Given that most conservative Christians tend to vote Republican in presidential elections, this situation is much more of a problem for Trump and the GOP than it is for the Clinton and the Democrats. Without strong support from conservative Christians, Trump seems highly unlikely to amass an electoral-college majority. Indeed, the GOP's revival at the presidential level under Reagan and the two Bushes was built upon that base, combined with support from free-market conservatives, some of whom were religious and some of whom were not.
What's wrong with Trump from the point of view of conservative Christians? First and foremost, most of them, like most voters generally, see Trump as the least religious of the major party presidential aspirants this year. His occasional attempts to sound religious tend to be awkward and unconvincing, and mostly draw attention to that problem.
That basic disconnect is made worse by Trump's back story, which is thoroughly unappealing to morally traditional people. He is the New York City native on his third spouse with a sometimes coarse public persona. All of that combines to reinforce a very negative stereotype of New Yorkers like Trump in the minds of conservative Christians.
And then there is his shifting stand on the issue of abortion. Donald Trump has been all over the map on that highly sensitive issue. Today he is anti-Roe v. Wade, but he was not always thus. Pro-life voters are understandably wary about the permanence of Trump's current views on abortion rights, and that sows even more doubts in the minds of conservative Christians.
Hillary Clinton is unappealing to mainstream evangelicals for somewhat different reasons. Even though she grew up in a morally traditional, church-going, Republican household in suburban Chicago, Clinton is viewed by conservative Christians as someone who left that world behind beginning in the late 1960's. Her husband's infidelity and her efforts to excuse that misbehavior, deeply trouble many evangelicals.

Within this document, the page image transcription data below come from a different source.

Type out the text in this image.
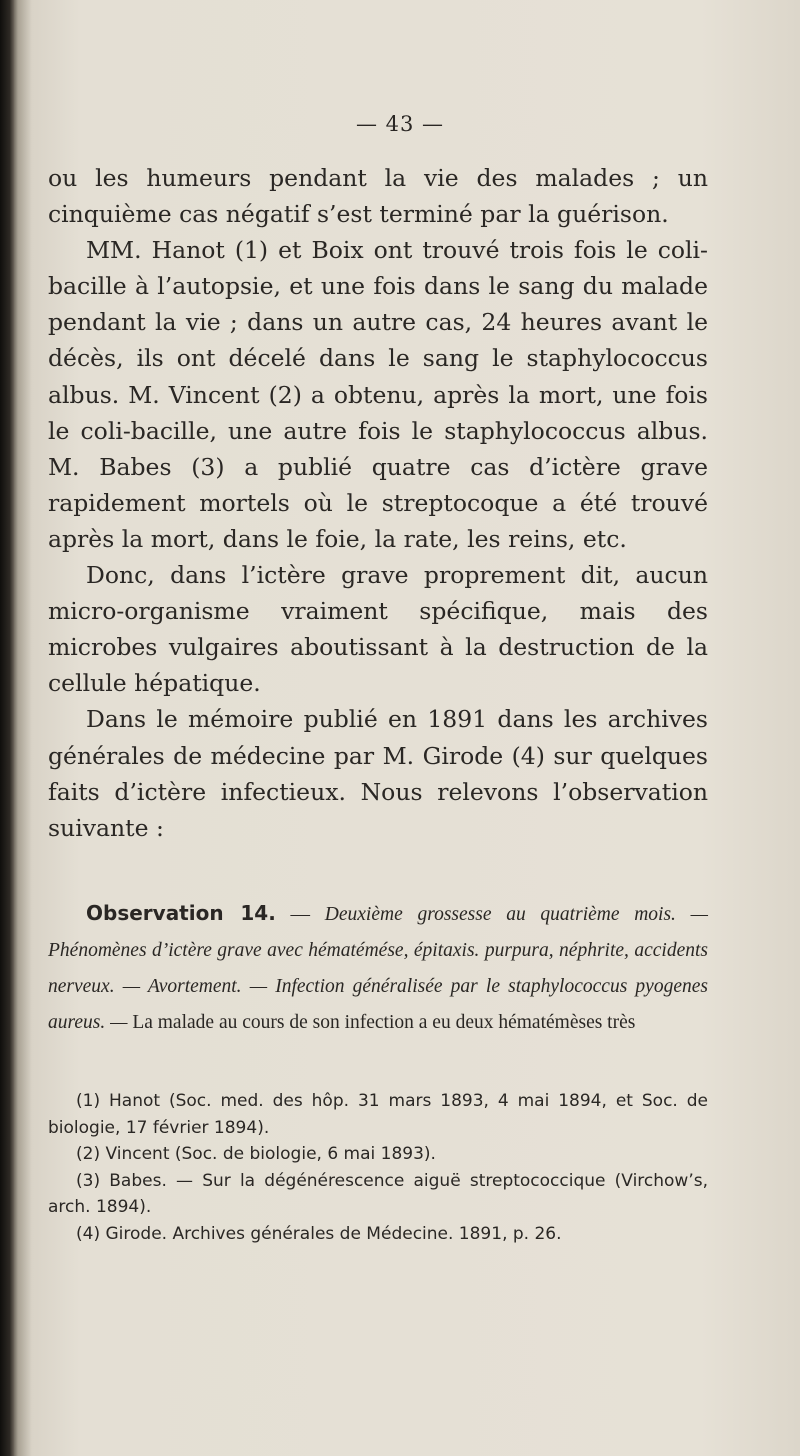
— 43 —

ou les humeurs pendant la vie des malades ; un cinquième cas négatif s’est terminé par la guérison.

MM. Hanot (1) et Boix ont trouvé trois fois le coli-bacille à l’autopsie, et une fois dans le sang du malade pendant la vie ; dans un autre cas, 24 heures avant le décès, ils ont décelé dans le sang le staphylococcus albus. M. Vincent (2) a obtenu, après la mort, une fois le coli-bacille, une autre fois le staphylococcus albus. M. Babes (3) a publié quatre cas d’ictère grave rapidement mortels où le streptocoque a été trouvé après la mort, dans le foie, la rate, les reins, etc.

Donc, dans l’ictère grave proprement dit, aucun micro-organisme vraiment spécifique, mais des microbes vulgaires aboutissant à la destruction de la cellule hépatique.

Dans le mémoire publié en 1891 dans les archives générales de médecine par M. Girode (4) sur quelques faits d’ictère infectieux. Nous relevons l’observation suivante :

Observation 14. — Deuxième grossesse au quatrième mois. — Phénomènes d’ictère grave avec hématémése, épitaxis. purpura, néphrite, accidents nerveux. — Avortement. — Infection généralisée par le staphylococcus pyogenes aureus. — La malade au cours de son infection a eu deux hématémèses très

(1) Hanot (Soc. med. des hôp. 31 mars 1893, 4 mai 1894, et Soc. de biologie, 17 février 1894).

(2) Vincent (Soc. de biologie, 6 mai 1893).

(3) Babes. — Sur la dégénérescence aiguë streptococcique (Virchow’s, arch. 1894).

(4) Girode. Archives générales de Médecine. 1891, p. 26.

Hillary Clinton's outspoken feminism, including strong support for reproductive rights, widens that gap with evangelicals, as does her support for marriage equality for gays and lesbians. She, too, is now a New Yorker, and also reinforces a stereotype in conservative Christian America about New York politicians as essentially libertarian in their social-cultural views.
All of this means that evangelical Christians are in something of a bind with respect to the presidential choice this fall. They may support Trump out of a belief that he will, despite his drawbacks, prove to be a force for good in the sense of advancing the conservative Christian agenda. This appears to be the view of Jerry Falwell, Jr., who has endorsed Trump. Another, more cautious, approach, is to wait a bit to see if Donald Trump can build more of a rapport with evangelicals as he campaigns in the summer and fall. A third response is simply to drop out of the election altogether rather than choose the lesser of two evils.
As of today it is hard to be certain which of these responses will become the dominant one among Christian conservatives. Unless something about Trump's message changes, the most likely result will be a substantial decline in voter turnout among evangelical Christians from what it has been in recent decades. That is the possibility that most worries GOP leaders across the country, because low turnout among conservative Christian voters would imperil other Republicans on the ballot, and GOP control of the U.S. Senate in particular. Even more worrisome to GOP leaders is the possibility that a lower rate of political participation by evangelical Christians in 2016 could be the start of a longer-term trend. If that happens, American politics would likely become somewhat more like it was before the mid-1970's, when the most religious (and the least so) had markedly less influence, and the Democrats tended to be dominant.